BEAUCOUP aujourd’hui peuvent avoir du mal à comprendre comment on a pu vénérer à ce point l’empereur avant et pendant la Seconde Guerre mondiale. “Il y avait à l’école une niche spéciale qui abritait un portrait d’Hirohito, se rappelle Mitsuko Takahashi, et chaque matin les élèves devaient s’y arrêter pour accomplir un acte d’adoration.”
“Quand l’empereur passait, raconte Masato Sakamoto, nous devions nous incliner très bas. On nous faisait croire que l’empereur était si impressionnant que de simples humains ne pouvaient le regarder directement.” On disait d’ailleurs aux enfants qu’ils tomberaient aveugles s’ils contemplaient son visage.
Les dirigeants politiques et militaires du pays se servaient du système éducatif pour inculquer aux masses la dévotion à l’empereur. “J’enseignais aux jeunes qu’ils devaient être prêts à mourir”, se souvient Kazuo Matsumoto qui a fait la classe durant 50 ans, y compris pendant la guerre. “J’en ai envoyé beaucoup sur les champs de bataille. C’est une chose affreuse que je ne peux effacer de ma mémoire.”

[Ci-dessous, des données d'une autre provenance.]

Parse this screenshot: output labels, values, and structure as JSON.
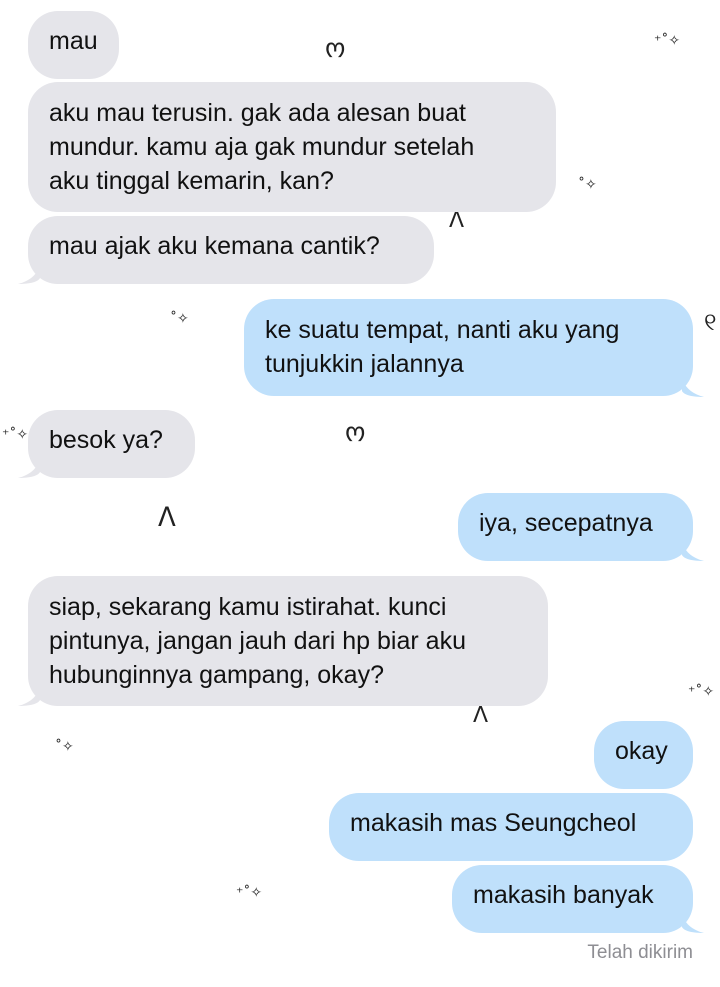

On disait aux jeunes Japonais que les sujets de l’empereur étaient des aohitogusa — des “pousses de mauvaise herbe humaine” — et qu’ils devaient le protéger comme un bouclier. Toshio Mashiko a participé et survécu à plusieurs attaques suicides aux Philippines. Il témoigne: “On nous apprenait que mourir pour l’empereur était le plus grand honneur qui fût.”

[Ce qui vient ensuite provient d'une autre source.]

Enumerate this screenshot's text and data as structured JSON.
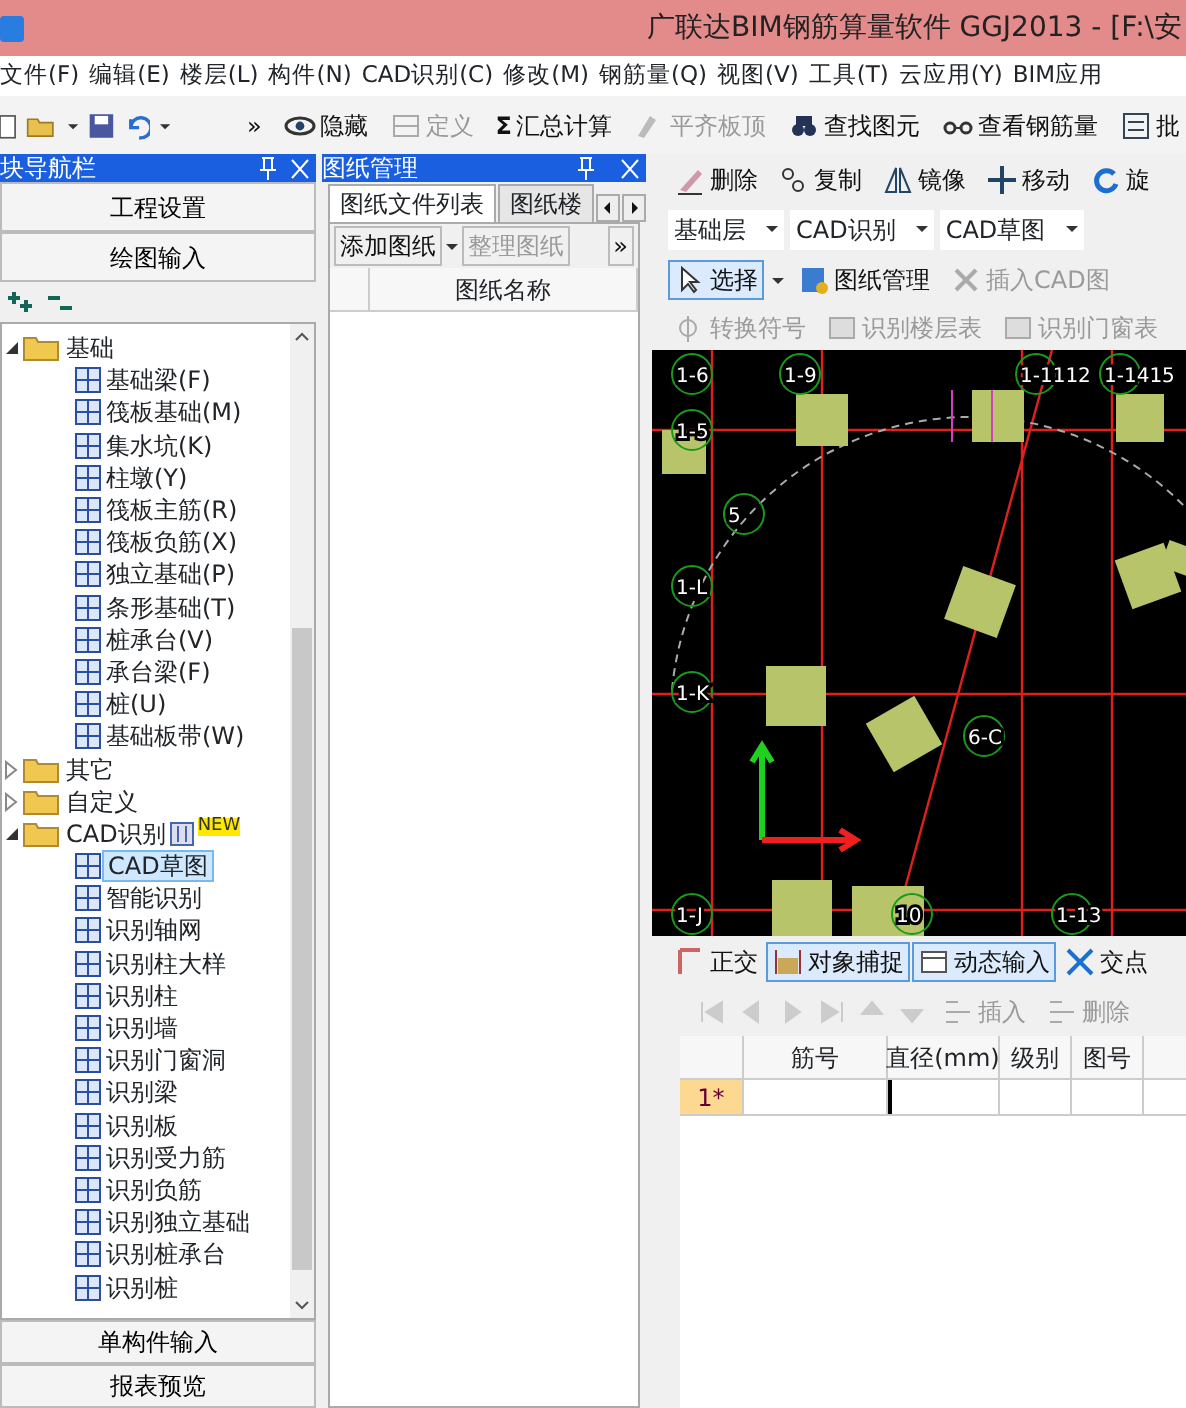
{
  "window": {
    "title": "广联达BIM钢筋算量软件 GGJ2013 - [F:\\安"
  },
  "menu": [
    "文件(F)",
    "编辑(E)",
    "楼层(L)",
    "构件(N)",
    "CAD识别(C)",
    "修改(M)",
    "钢筋量(Q)",
    "视图(V)",
    "工具(T)",
    "云应用(Y)",
    "BIM应用"
  ],
  "toolbar": {
    "overflow": "»",
    "items": [
      {
        "label": "隐藏",
        "disabled": false
      },
      {
        "label": "定义",
        "disabled": true
      },
      {
        "label": "汇总计算",
        "symbol": "Σ",
        "disabled": false
      },
      {
        "label": "平齐板顶",
        "disabled": true
      },
      {
        "label": "查找图元",
        "disabled": false
      },
      {
        "label": "查看钢筋量",
        "disabled": false
      },
      {
        "label": "批",
        "disabled": false
      }
    ]
  },
  "navigator": {
    "title": "块导航栏",
    "top_buttons": [
      "工程设置",
      "绘图输入"
    ],
    "tree": [
      {
        "label": "基础",
        "expanded": true,
        "children": [
          {
            "label": "基础梁(F)",
            "selected": false
          },
          {
            "label": "筏板基础(M)",
            "selected": false
          },
          {
            "label": "集水坑(K)",
            "selected": false
          },
          {
            "label": "柱墩(Y)",
            "selected": false
          },
          {
            "label": "筏板主筋(R)",
            "selected": false
          },
          {
            "label": "筏板负筋(X)",
            "selected": false
          },
          {
            "label": "独立基础(P)",
            "selected": false
          },
          {
            "label": "条形基础(T)",
            "selected": false
          },
          {
            "label": "桩承台(V)",
            "selected": false
          },
          {
            "label": "承台梁(F)",
            "selected": false
          },
          {
            "label": "桩(U)",
            "selected": false
          },
          {
            "label": "基础板带(W)",
            "selected": false
          }
        ]
      },
      {
        "label": "其它",
        "expanded": false
      },
      {
        "label": "自定义",
        "expanded": false
      },
      {
        "label": "CAD识别",
        "expanded": true,
        "badge": "NEW",
        "children": [
          {
            "label": "CAD草图",
            "selected": true
          },
          {
            "label": "智能识别",
            "selected": false
          },
          {
            "label": "识别轴网",
            "selected": false
          },
          {
            "label": "识别柱大样",
            "selected": false
          },
          {
            "label": "识别柱",
            "selected": false
          },
          {
            "label": "识别墙",
            "selected": false
          },
          {
            "label": "识别门窗洞",
            "selected": false
          },
          {
            "label": "识别梁",
            "selected": false
          },
          {
            "label": "识别板",
            "selected": false
          },
          {
            "label": "识别受力筋",
            "selected": false
          },
          {
            "label": "识别负筋",
            "selected": false
          },
          {
            "label": "识别独立基础",
            "selected": false
          },
          {
            "label": "识别桩承台",
            "selected": false
          },
          {
            "label": "识别桩",
            "selected": false
          }
        ]
      }
    ],
    "bottom_buttons": [
      "单构件输入",
      "报表预览"
    ]
  },
  "drawing_manager": {
    "title": "图纸管理",
    "tabs": [
      {
        "label": "图纸文件列表",
        "selected": true
      },
      {
        "label": "图纸楼",
        "selected": false
      }
    ],
    "buttons": [
      {
        "label": "添加图纸",
        "disabled": false
      },
      {
        "label": "整理图纸",
        "disabled": true
      }
    ],
    "overflow": "»",
    "columns": [
      "图纸名称"
    ]
  },
  "edit_toolbar": [
    "删除",
    "复制",
    "镜像",
    "移动",
    "旋"
  ],
  "selectors": [
    "基础层",
    "CAD识别",
    "CAD草图"
  ],
  "draw_toolbar": [
    {
      "label": "选择",
      "pressed": true,
      "disabled": false
    },
    {
      "label": "图纸管理",
      "pressed": false,
      "disabled": false
    },
    {
      "label": "插入CAD图",
      "pressed": false,
      "disabled": true
    }
  ],
  "cad_toolbar": [
    {
      "label": "转换符号",
      "disabled": true
    },
    {
      "label": "识别楼层表",
      "disabled": true
    },
    {
      "label": "识别门窗表",
      "disabled": true
    }
  ],
  "cad_labels": [
    "1-6",
    "1-9",
    "1-1112",
    "1-1415",
    "1-5",
    "1-L",
    "1-K",
    "1-J",
    "5",
    "6-C",
    "10",
    "1-13"
  ],
  "snap_toolbar": [
    {
      "label": "正交",
      "pressed": false
    },
    {
      "label": "对象捕捉",
      "pressed": true
    },
    {
      "label": "动态输入",
      "pressed": true
    },
    {
      "label": "交点",
      "pressed": false
    }
  ],
  "grid_toolbar": [
    {
      "label": "插入",
      "disabled": true
    },
    {
      "label": "删除",
      "disabled": true
    }
  ],
  "rebar_table": {
    "columns": [
      "筋号",
      "直径(mm)",
      "级别",
      "图号"
    ],
    "rows": [
      {
        "row_header": "1*"
      }
    ]
  }
}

Beaucoup avaient une telle foi dans le pouvoir protecteur de l’empereur qu’ils se lançaient dans la bataille avec une intrépidité folle. Shunichi Ishiguro, par exemple, pensait que les balles rebondiraient sur lui parce qu’il se battait pour ce qu’on présentait comme “la terre des dieux”.
Quand il devint évident que le vent de la défaite soufflait sur le Japon, Isamu, un jeune garçon, fit part de ses craintes à sa mère, qui était shintoïste. “Ne t’inquiète pas”, le rassura-t-elle; et elle lui répéta ce que presque tout le monde pensait: “Nous ne serons jamais vaincus parce que le kamikazea (le vent divin) dispersera nos ennemis.”

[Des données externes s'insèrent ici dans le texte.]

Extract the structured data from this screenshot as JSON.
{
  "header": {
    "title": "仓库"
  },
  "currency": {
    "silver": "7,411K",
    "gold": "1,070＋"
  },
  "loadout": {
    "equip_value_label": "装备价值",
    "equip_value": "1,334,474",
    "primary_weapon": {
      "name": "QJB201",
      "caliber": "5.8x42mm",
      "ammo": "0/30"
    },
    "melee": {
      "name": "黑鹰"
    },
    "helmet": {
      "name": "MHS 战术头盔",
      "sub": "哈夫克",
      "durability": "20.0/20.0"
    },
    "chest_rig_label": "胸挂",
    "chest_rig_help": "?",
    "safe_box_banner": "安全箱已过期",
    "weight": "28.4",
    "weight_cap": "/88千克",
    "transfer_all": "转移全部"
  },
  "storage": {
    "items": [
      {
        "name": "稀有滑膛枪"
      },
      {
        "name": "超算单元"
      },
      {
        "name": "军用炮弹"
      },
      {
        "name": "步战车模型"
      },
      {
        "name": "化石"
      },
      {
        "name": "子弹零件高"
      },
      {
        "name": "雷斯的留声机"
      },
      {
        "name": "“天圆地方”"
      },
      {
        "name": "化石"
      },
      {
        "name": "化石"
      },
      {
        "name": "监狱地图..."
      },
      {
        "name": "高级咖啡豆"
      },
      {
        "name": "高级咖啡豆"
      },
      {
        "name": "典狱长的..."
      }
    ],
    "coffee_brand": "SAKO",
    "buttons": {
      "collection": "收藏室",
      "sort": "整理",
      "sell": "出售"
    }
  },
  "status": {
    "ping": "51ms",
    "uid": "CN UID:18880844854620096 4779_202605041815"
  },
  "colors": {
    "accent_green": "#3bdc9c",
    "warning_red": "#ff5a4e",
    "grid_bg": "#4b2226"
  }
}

Des dieux, mais rarement des dirigeants
Le culte de l’empereur fait partie intégrante de la vie des Japonais depuis plus d’un millénaire. Or, les traditions religieuses ont la vie dure. Ainsi, les fidèles de la chrétienté eux-mêmes ne disent-ils pas: ‘C’est la religion de mes parents, et elle me convient très bien’; et encore: ‘Tout le monde croit à cela; ils ne peuvent quand même pas tous se tromper!’ Il n’empêche que pendant des siècles des centaines de millions de personnes ont été dans l’erreur en pensant que leurs dirigeants étaient des dieux. Considérons brièvement l’histoire des empereurs du Japon.
Leur rôle a considérablement varié au cours des siècles. “On pensait que l’empereur était doté de pouvoirs magiques lui permettant d’intercéder auprès des dieux ou de se concilier leur faveur, explique l’Encyclopédie Kodansha du Japon. Toutefois, en raison de la crainte révérencielle qu’inspirait sa personne, on jugeait que l’empereur ne devait pas s’occuper des affaires gouvernementales. Ces affaires, qui comprenaient l’élaboration et l’exécution d’idées politiques, étaient à la charge des ministres de l’empereur.”
La principale fonction de l’empereur était donc d’ordre sacerdotal, et non politique. Selon l’encyclopédie précitée, “la seule période prolongée de l’histoire du Japon durant laquelle l’empereur combina réellement les deux fonctions s’étendit du règne de TENJI, dans la seconde moitié du VIIe siècle, au règne de KAMMU, de la fin du VIIIe au début du IXe siècle”.